De niños, cuando éramos pequeños colegiales muchas veces litigábamos y nos medíamos con los demás chavales, no ya trayendo nuestra colección de cromos más completa, sino diciendo quién era nuestro padre y de qué amigos se rodeaba. Entonces se echaba la imaginación a volar locuela, para inventar tal vez lo que la vida real narraba con más sobriedad y con menos mentirijillas. Pero parecía que era un grado eso de subir a nuestros mayores en un podium que había inventado nuestra imaginación o arrogancia infantil.
El Evangelio de hoy nos habla de esas travesuras de la infancia, sólo que al revés. No es que tengamos que inventarnos qué sé yo qué personaje al que nuestro padre ha dado la mano, o le ha dado una charla o se ha ido con él a cazar. Es el mismo Dios quien ha querido imaginarse un sueño, pero –insisto– justamente a la inversa: ofreciéndose como amigo.
Se imaginan si un día alguien llegase a su oficina, y contase a la primera de cambio: ¿sabéis a quién acabo de saludar en la puerta? Pues no os lo vais a creer, pero he saludado al Papa, o al Rey, o a tal célebre deportista o cantante. Dependiendo la celebridad del personaje, así crecería la admiración de los oyentes.
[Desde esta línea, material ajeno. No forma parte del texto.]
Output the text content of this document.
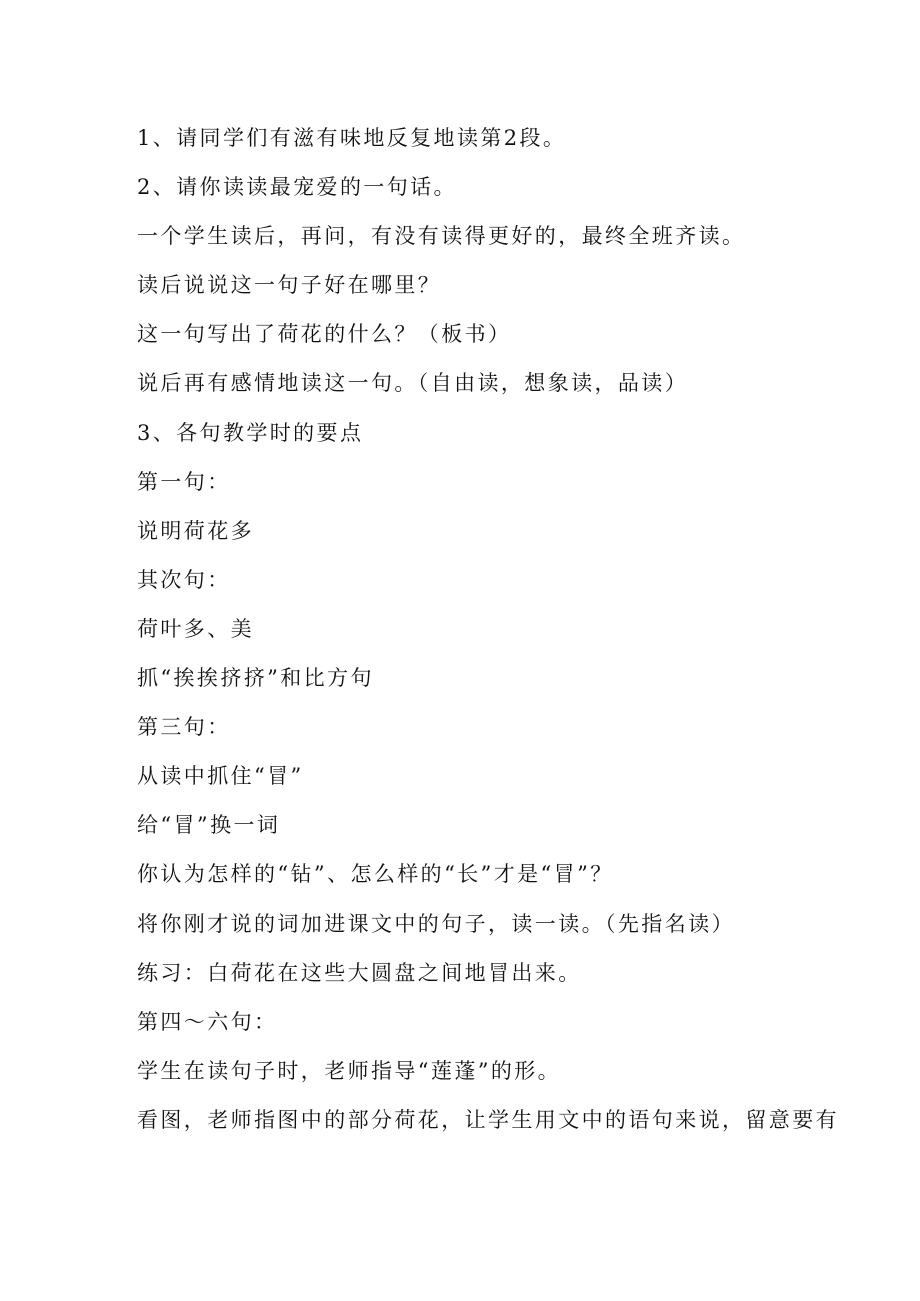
1、请同学们有滋有味地反复地读第2段。
2、请你读读最宠爱的一句话。
一个学生读后，再问，有没有读得更好的，最终全班齐读。
读后说说这一句子好在哪里？
这一句写出了荷花的什么？（板书）
说后再有感情地读这一句。（自由读，想象读，品读）
3、各句教学时的要点
第一句：
说明荷花多
其次句：
荷叶多、美
抓“挨挨挤挤”和比方句
第三句：
从读中抓住“冒”
给“冒”换一词
你认为怎样的“钻”、怎么样的“长”才是“冒”？
将你刚才说的词加进课文中的句子，读一读。（先指名读）
练习：白荷花在这些大圆盘之间地冒出来。
第四～六句：
学生在读句子时，老师指导“莲蓬”的形。
看图，老师指图中的部分荷花，让学生用文中的语句来说，留意要有
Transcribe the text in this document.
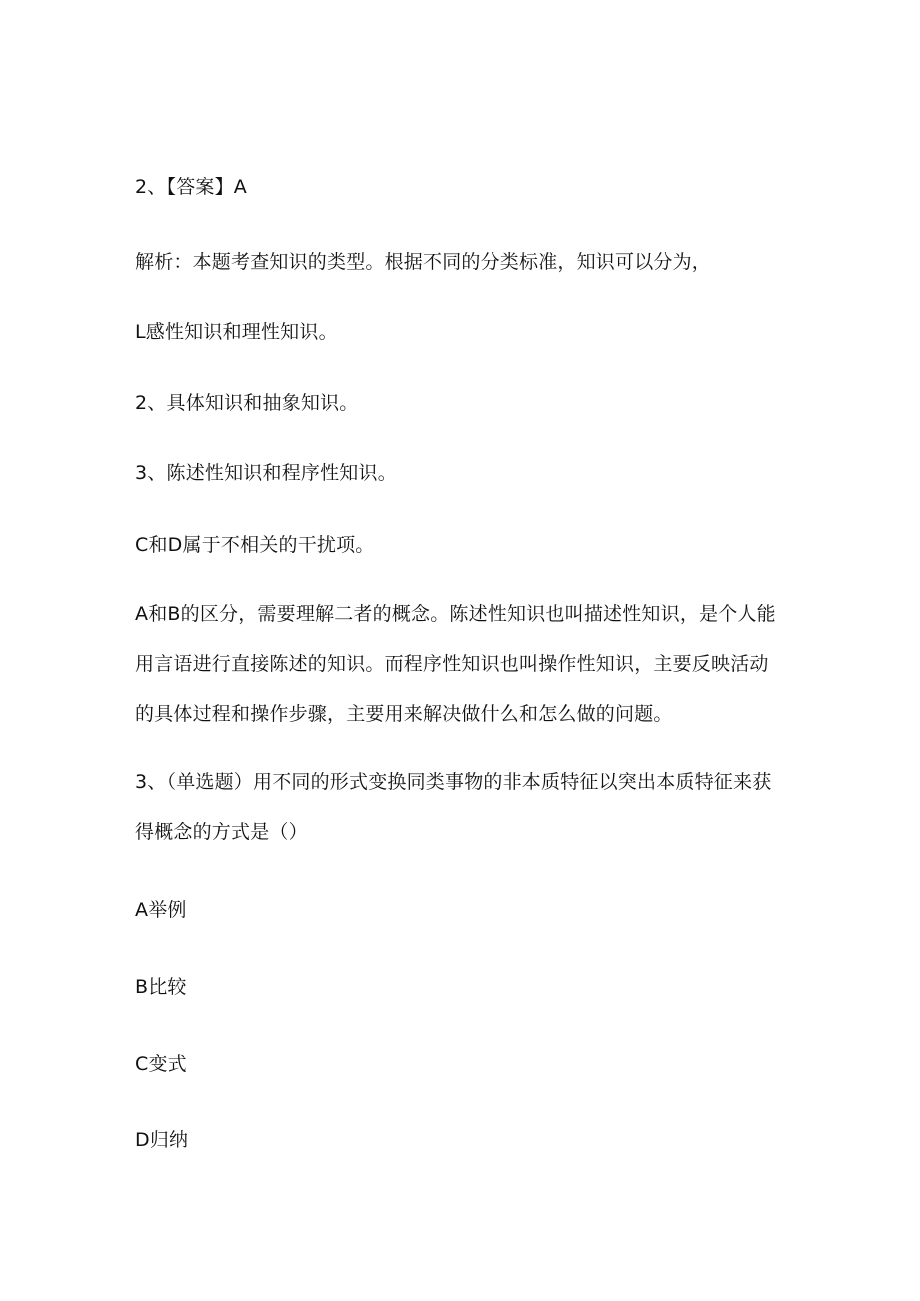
2、【答案】A
解析：本题考查知识的类型。根据不同的分类标准，知识可以分为，
L感性知识和理性知识。
2、具体知识和抽象知识。
3、陈述性知识和程序性知识。
C和D属于不相关的干扰项。
A和B的区分，需要理解二者的概念。陈述性知识也叫描述性知识，是个人能
用言语进行直接陈述的知识。而程序性知识也叫操作性知识，主要反映活动
的具体过程和操作步骤，主要用来解决做什么和怎么做的问题。
3、（单选题）用不同的形式变换同类事物的非本质特征以突出本质特征来获
得概念的方式是（）
A举例
B比较
C变式
D归纳
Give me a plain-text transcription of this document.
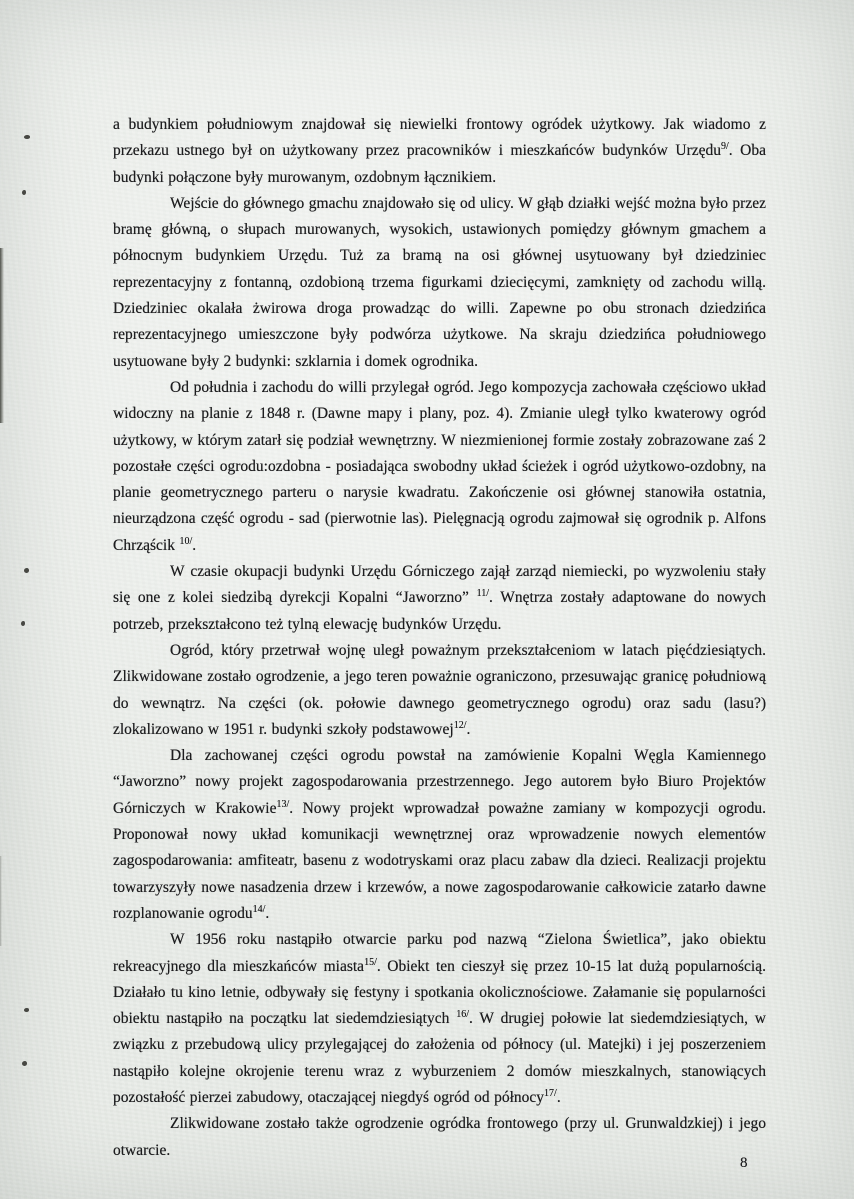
a budynkiem południowym znajdował się niewielki frontowy ogródek użytkowy. Jak wiadomo z przekazu ustnego był on użytkowany przez pracowników i mieszkańców budynków Urzędu$^{9/}$. Oba budynki połączone były murowanym, ozdobnym łącznikiem.

Wejście do głównego gmachu znajdowało się od ulicy. W głąb działki wejść można było przez bramę główną, o słupach murowanych, wysokich, ustawionych pomiędzy głównym gmachem a północnym budynkiem Urzędu. Tuż za bramą na osi głównej usytuowany był dziedziniec reprezentacyjny z fontanną, ozdobioną trzema figurkami dziecięcymi, zamknięty od zachodu willą. Dziedziniec okalała żwirowa droga prowadząc do willi. Zapewne po obu stronach dziedzińca reprezentacyjnego umieszczone były podwórza użytkowe. Na skraju dziedzińca południowego usytuowane były 2 budynki: szklarnia i domek ogrodnika.

Od południa i zachodu do willi przylegał ogród. Jego kompozycja zachowała częściowo układ widoczny na planie z 1848 r. (Dawne mapy i plany, poz. 4). Zmianie uległ tylko kwaterowy ogród użytkowy, w którym zatarł się podział wewnętrzny. W niezmienionej formie zostały zobrazowane zaś 2 pozostałe części ogrodu:ozdobna - posiadająca swobodny układ ścieżek i ogród użytkowo-ozdobny, na planie geometrycznego parteru o narysie kwadratu. Zakończenie osi głównej stanowiła ostatnia, nieurządzona część ogrodu - sad (pierwotnie las). Pielęgnacją ogrodu zajmował się ogrodnik p. Alfons Chrząścik $^{10/}$.

W czasie okupacji budynki Urzędu Górniczego zajął zarząd niemiecki, po wyzwoleniu stały się one z kolei siedzibą dyrekcji Kopalni “Jaworzno” $^{11/}$. Wnętrza zostały adaptowane do nowych potrzeb, przekształcono też tylną elewację budynków Urzędu.

Ogród, który przetrwał wojnę uległ poważnym przekształceniom w latach pięćdziesiątych. Zlikwidowane zostało ogrodzenie, a jego teren poważnie ograniczono, przesuwając granicę południową do wewnątrz. Na części (ok. połowie dawnego geometrycznego ogrodu) oraz sadu (lasu?) zlokalizowano w 1951 r. budynki szkoły podstawowej$^{12/}$.

Dla zachowanej części ogrodu powstał na zamówienie Kopalni Węgla Kamiennego “Jaworzno” nowy projekt zagospodarowania przestrzennego. Jego autorem było Biuro Projektów Górniczych w Krakowie$^{13/}$. Nowy projekt wprowadzał poważne zamiany w kompozycji ogrodu. Proponował nowy układ komunikacji wewnętrznej oraz wprowadzenie nowych elementów zagospodarowania: amfiteatr, basenu z wodotryskami oraz placu zabaw dla dzieci. Realizacji projektu towarzyszyły nowe nasadzenia drzew i krzewów, a nowe zagospodarowanie całkowicie zatarło dawne rozplanowanie ogrodu$^{14/}$.

W 1956 roku nastąpiło otwarcie parku pod nazwą “Zielona Świetlica”, jako obiektu rekreacyjnego dla mieszkańców miasta$^{15/}$. Obiekt ten cieszył się przez 10-15 lat dużą popularnością. Działało tu kino letnie, odbywały się festyny i spotkania okolicznościowe. Załamanie się popularności obiektu nastąpiło na początku lat siedemdziesiątych $^{16/}$. W drugiej połowie lat siedemdziesiątych, w związku z przebudową ulicy przylegającej do założenia od północy (ul. Matejki) i jej poszerzeniem nastąpiło kolejne okrojenie terenu wraz z wyburzeniem 2 domów mieszkalnych, stanowiących pozostałość pierzei zabudowy, otaczającej niegdyś ogród od północy$^{17/}$.

Zlikwidowane zostało także ogrodzenie ogródka frontowego (przy ul. Grunwaldzkiej) i jego otwarcie.

8
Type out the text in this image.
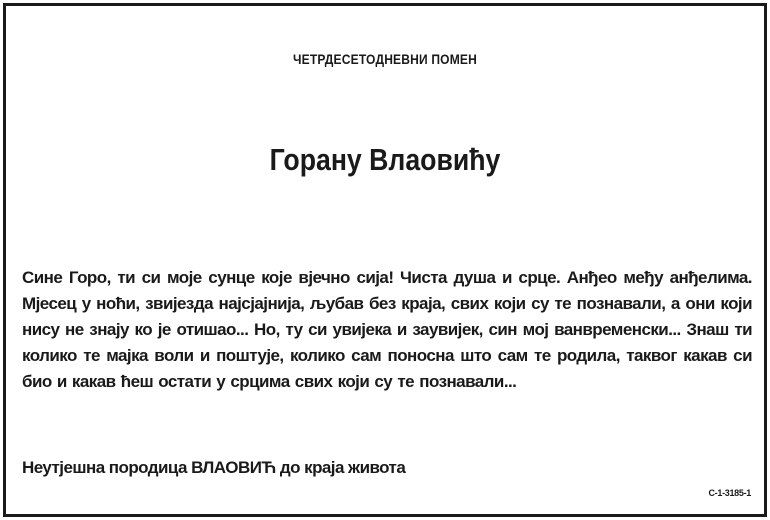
ЧЕТРДЕСЕТОДНЕВНИ ПОМЕН
Горану Влаовићу

Сине Горо, ти си моје сунце које вјечно сија! Чиста душа и срце. Анђео међу анђелима. Мјесец у ноћи, звијезда најсјајнија, љубав без краја, свих који су те познавали, а они који нису не знају ко је отишао... Но, ту си увијека и заувијек, син мој ванвременски... Знаш ти колико те мајка воли и поштује, колико сам поносна што сам те родила, таквог какав си био и какав ћеш остати у срцима свих који су те познавали...

Неутјешна породица ВЛАОВИЋ до краја живота
С-1-3185-1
Y si además de haber saludado a tal personalidad, se hubiera fijado cita para otro encuentro porque tuviera interés en contarnos algo o en compartírnoslo, entonces la admiración podría discurrir por caminos ya insospechados.
Pero, puestos a imaginar, qué ocurriría si alguien dijese a sus compañeros: ¿sabéis?, hoy he hablado con Dios; y me ha dicho que es mi amigo, que mi vida le importa, que me conoce mejor que yo mismo y que me quiere más que quien más pudiera quererme. Posiblemente la gente nos daría la espalda sin más, quizás nos negaría la palabra o llenos de una escéptica piedad nos daría algún consejo mientras nos facilitaba la dirección de un buen psiquiatra de toda confianza.
Los santos se han creído de verdad que Dios era su amigo, y han descubierto sus huellas en todos los caminos de este mundo, y han escuchado su voz en todos los foros, porque el Señor está en la vida. Sabiéndose amigos, se han atrevido a ver las cosas asomándose a los ojos de Dios, y a amar como sólo Él ha sido capaz de amar. Por eso dieron fruto de tantos modos.
Al término de nuestra celebración, os invito a rezar por el nuevo pastor que la divina Providencia mandará a nuestra Diócesis de Jaca. Cuando dentro de unos días, al tomar yo posesión de mi nueva sede en Oviedo deje de ser obispo de Jaca, se nombrará un Administrador Apostólico o Diocesano según el derecho de la Iglesia. Deseo que el tiempo de interinidad dure poco, y que en breve podamos alegrarnos con la llegada de un nuevo obispo por el que ya podemos rezar y disponernos a acoger como quien viene en el nombre del Señor.
Al disponerme a deciros mi adiós en el Señor, cambiaré de caminos pero no de peregrinación, y en ésta nos seguiremos encontrando y queriendo. Salir de la tierra, dejar cosas y gentes en el entorno sin arrancarlas de tu interno, para vivir como peregrino la andanza a la que te emplaza el Señor. Queridos hermanos, porque no nos separemos, llevadme en vuestro corazón, que yo en mi corazón os llevo. El Señor os bendiga y os guarde.